The contest introduces junior and senior high school students to applied mathematics by giving them opportunities, working in three- to five-person teams, to tackle real-world problems under time and resource constraints akin to those faced by industrial applied mathematicians. In a single 14-hour session, a participating team downloads the contest problem from the SIAM Web site, develops a mathematical model for its solution, and presents the group's findings in a paper written to be accessible to nontechnical readers. In 2009, the teams submitting the best solutions will share $80,000 in college scholarship prizes. The judges, who follow a rigorous judging process, are professional mathematicians (disclosure: I have judged the contest every year). For the final round of judging, the top six teams travel to Moody's Corporation headquarters in New York City to present their solutions to a panel of judges (again, I have been a member of that panel each year).

The contest has evolved since it was first held in 2006; it began locally (for Moody's), in New York City, and has expanded into a larger geographic area each year. For 2009, the contest area includes all of the New England and Mid-Atlantic states, from Maine to Washington, DC. Continued expansion is planned through 2016, at which time the contest is to be national.

The 2006 contest problem asked the students to develop strategies that would ensure the solvency of the Social Security system for 75 years. In 2007, the students were to create an investment plan, given stock performance data for 16 high-tech companies. This year's teams were to evaluate the efficiency of a corn-to-ethanol strategy for achieving energy independence, and the concomitant effect on global food prices.

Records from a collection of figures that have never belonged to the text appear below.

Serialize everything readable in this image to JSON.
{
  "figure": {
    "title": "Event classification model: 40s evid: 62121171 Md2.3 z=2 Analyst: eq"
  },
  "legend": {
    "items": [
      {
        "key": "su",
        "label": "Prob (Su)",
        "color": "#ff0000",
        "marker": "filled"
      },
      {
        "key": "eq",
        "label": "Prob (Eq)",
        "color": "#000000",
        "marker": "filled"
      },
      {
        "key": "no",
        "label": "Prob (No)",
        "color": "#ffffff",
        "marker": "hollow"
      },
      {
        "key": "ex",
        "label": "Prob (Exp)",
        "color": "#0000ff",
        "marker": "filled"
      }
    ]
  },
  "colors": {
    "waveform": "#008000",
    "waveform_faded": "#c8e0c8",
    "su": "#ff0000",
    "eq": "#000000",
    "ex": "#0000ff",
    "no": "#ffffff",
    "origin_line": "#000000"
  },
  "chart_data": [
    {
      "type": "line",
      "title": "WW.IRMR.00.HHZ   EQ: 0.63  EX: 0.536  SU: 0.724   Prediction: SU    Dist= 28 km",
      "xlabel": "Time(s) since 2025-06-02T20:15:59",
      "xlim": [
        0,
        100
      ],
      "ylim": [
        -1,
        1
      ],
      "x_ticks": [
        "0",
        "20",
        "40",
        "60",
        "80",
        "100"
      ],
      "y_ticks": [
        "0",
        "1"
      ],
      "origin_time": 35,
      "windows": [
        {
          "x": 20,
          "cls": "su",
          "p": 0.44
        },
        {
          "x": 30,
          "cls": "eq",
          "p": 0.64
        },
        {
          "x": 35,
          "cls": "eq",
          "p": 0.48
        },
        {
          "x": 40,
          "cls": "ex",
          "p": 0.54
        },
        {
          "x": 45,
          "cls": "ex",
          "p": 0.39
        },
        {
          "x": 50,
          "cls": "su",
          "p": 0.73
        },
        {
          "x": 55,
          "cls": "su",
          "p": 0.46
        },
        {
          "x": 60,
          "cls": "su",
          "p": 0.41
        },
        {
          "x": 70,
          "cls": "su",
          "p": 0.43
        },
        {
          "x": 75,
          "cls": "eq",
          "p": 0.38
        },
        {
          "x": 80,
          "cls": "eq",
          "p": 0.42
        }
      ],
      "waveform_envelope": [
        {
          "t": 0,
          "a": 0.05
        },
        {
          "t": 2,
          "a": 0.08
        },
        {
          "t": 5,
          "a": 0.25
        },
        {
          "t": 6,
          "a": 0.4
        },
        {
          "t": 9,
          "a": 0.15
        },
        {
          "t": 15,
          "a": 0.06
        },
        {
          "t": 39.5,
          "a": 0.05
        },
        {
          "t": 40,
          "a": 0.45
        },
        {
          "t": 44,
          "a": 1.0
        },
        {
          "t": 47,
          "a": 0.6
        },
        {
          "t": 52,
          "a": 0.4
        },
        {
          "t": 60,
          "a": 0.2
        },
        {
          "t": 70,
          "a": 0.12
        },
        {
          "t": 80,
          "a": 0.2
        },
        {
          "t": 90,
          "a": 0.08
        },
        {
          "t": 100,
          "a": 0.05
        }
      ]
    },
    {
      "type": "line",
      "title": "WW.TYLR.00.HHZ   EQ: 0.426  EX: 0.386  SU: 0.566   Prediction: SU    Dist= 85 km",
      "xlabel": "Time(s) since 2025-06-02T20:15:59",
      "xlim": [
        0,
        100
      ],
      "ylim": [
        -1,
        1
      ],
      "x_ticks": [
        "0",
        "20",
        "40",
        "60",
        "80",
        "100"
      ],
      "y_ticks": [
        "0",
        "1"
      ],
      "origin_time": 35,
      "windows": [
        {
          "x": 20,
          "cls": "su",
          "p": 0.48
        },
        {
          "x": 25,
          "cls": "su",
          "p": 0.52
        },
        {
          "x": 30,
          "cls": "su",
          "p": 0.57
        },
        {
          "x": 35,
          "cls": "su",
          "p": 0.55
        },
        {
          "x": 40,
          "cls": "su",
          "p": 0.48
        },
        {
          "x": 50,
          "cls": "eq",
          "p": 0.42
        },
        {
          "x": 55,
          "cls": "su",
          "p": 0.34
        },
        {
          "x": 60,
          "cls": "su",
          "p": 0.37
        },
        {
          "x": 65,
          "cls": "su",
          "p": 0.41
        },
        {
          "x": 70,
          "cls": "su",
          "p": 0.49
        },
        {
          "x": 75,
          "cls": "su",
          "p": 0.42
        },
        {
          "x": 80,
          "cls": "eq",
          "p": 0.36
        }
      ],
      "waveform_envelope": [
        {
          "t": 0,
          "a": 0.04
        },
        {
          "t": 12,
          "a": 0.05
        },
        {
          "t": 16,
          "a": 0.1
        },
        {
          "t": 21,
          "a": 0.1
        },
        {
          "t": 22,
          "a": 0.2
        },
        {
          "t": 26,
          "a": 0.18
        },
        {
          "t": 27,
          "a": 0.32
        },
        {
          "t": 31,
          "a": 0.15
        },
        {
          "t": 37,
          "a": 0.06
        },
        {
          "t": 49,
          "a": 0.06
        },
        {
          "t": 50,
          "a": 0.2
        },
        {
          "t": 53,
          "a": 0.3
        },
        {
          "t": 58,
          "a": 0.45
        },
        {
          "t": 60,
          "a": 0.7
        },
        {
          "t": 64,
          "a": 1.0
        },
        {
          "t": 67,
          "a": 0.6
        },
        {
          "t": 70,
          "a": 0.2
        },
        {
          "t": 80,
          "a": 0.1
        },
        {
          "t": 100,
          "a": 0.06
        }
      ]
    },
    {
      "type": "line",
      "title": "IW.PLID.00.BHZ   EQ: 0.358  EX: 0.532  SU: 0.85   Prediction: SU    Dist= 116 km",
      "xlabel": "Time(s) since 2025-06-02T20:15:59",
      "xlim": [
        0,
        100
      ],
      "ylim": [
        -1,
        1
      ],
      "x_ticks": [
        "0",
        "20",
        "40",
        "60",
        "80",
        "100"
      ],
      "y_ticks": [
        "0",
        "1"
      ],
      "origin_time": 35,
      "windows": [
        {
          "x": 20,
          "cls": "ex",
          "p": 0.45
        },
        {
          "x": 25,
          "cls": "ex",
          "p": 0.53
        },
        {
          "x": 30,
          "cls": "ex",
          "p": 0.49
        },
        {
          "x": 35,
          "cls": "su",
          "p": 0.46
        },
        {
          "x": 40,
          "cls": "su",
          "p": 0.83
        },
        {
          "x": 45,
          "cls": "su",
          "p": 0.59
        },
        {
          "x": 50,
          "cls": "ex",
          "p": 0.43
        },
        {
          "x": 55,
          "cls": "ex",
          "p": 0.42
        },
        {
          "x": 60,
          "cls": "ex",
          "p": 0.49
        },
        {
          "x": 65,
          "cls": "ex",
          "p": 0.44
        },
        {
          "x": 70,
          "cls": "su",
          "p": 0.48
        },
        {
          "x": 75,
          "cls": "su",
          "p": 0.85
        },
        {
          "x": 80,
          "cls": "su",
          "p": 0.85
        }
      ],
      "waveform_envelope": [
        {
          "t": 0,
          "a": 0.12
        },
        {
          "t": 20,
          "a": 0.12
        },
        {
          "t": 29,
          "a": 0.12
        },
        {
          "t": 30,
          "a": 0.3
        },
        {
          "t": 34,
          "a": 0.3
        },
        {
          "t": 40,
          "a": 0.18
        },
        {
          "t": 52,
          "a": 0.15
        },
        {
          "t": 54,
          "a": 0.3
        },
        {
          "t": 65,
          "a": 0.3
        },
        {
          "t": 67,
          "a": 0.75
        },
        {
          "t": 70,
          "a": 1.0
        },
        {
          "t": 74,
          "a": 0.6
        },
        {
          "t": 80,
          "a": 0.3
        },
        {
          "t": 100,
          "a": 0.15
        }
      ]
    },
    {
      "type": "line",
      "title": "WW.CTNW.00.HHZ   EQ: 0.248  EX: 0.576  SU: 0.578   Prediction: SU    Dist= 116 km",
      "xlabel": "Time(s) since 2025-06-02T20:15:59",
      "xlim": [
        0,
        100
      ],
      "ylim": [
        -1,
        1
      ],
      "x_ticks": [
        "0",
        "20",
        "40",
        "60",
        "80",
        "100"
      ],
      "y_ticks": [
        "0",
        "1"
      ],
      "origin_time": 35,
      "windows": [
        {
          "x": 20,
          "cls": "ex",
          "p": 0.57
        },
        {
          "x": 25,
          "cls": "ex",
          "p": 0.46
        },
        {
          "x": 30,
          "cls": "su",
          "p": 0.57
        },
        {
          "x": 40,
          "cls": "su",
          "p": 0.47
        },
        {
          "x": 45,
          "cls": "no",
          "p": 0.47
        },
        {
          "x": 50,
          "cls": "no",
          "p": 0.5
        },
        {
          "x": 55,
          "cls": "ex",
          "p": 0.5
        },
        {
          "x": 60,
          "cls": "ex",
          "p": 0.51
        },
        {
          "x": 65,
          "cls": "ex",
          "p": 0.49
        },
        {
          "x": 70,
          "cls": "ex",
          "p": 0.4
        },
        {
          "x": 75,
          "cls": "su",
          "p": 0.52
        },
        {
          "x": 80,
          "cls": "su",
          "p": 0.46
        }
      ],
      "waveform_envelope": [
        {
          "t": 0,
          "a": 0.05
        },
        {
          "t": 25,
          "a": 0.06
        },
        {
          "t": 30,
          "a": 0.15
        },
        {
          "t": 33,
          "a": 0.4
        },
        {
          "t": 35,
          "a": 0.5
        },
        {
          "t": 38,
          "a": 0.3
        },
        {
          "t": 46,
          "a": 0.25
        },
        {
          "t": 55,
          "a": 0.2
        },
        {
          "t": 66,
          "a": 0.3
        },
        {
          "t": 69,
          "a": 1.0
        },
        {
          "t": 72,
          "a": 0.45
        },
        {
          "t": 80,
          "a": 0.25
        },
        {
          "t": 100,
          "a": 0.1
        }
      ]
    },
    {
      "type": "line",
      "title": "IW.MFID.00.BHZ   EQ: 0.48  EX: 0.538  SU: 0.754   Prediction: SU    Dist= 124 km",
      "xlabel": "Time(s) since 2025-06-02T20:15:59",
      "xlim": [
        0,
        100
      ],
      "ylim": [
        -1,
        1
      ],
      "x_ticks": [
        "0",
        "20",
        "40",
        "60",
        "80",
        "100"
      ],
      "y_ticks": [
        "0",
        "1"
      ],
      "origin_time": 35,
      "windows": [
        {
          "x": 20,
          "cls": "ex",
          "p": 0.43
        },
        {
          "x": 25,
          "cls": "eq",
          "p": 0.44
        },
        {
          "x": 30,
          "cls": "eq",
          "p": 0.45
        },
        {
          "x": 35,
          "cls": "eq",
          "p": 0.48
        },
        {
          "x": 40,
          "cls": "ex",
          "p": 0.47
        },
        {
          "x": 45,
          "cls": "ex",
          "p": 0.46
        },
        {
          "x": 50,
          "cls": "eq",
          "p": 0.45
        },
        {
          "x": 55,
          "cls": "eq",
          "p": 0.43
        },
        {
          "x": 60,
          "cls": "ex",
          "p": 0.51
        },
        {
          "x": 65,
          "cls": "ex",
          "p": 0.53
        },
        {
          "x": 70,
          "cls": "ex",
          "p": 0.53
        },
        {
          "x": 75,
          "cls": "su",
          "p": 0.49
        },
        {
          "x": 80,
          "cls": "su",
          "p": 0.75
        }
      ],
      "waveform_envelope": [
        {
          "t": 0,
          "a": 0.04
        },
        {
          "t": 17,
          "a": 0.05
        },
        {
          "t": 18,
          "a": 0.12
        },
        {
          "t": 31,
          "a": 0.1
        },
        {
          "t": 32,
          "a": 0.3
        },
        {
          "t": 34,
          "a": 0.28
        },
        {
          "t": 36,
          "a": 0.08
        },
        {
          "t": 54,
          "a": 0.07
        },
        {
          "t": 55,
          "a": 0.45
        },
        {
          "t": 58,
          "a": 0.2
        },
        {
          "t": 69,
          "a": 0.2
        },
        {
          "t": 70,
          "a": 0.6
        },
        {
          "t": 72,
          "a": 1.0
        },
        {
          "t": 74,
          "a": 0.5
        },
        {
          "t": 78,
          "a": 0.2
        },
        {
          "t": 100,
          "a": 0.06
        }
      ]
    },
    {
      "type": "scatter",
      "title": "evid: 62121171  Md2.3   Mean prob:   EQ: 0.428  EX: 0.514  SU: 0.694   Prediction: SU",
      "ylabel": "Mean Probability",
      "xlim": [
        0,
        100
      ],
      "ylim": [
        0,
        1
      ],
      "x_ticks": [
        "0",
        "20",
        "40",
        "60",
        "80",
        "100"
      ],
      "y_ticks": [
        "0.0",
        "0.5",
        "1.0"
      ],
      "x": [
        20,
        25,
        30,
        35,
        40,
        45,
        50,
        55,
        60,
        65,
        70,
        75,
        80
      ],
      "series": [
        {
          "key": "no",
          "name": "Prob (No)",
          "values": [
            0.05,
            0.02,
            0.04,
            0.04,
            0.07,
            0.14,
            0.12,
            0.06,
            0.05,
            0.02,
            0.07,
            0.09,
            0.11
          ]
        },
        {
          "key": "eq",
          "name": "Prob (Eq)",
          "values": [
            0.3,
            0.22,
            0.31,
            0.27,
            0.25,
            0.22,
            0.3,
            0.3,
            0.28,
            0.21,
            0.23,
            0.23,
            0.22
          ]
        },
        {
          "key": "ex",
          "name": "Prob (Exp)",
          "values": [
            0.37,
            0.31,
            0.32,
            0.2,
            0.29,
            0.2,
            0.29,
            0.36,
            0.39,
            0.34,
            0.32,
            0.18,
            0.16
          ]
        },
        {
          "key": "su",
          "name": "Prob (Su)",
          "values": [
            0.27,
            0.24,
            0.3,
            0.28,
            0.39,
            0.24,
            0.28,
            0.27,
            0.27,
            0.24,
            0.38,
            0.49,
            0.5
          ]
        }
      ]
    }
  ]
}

Lee Seitelman and Ben Fusaro welcome input from the SIAM community for modeling problems for future contests. Unfortunately, there is not a surfeit of realistic modeling problems that can be studied, "solved," and documented in 14 hours by high school students, using only Internet resources and reference materials! Suggested problems should be sent to Seitelman (lseitelman@aol.com) or Michelle Montgomery (montgomery@siam.org). A $500 honorarium will be awarded to the author of any problem chosen for the contest.

The 2009 contest is scheduled for March 7 and 8!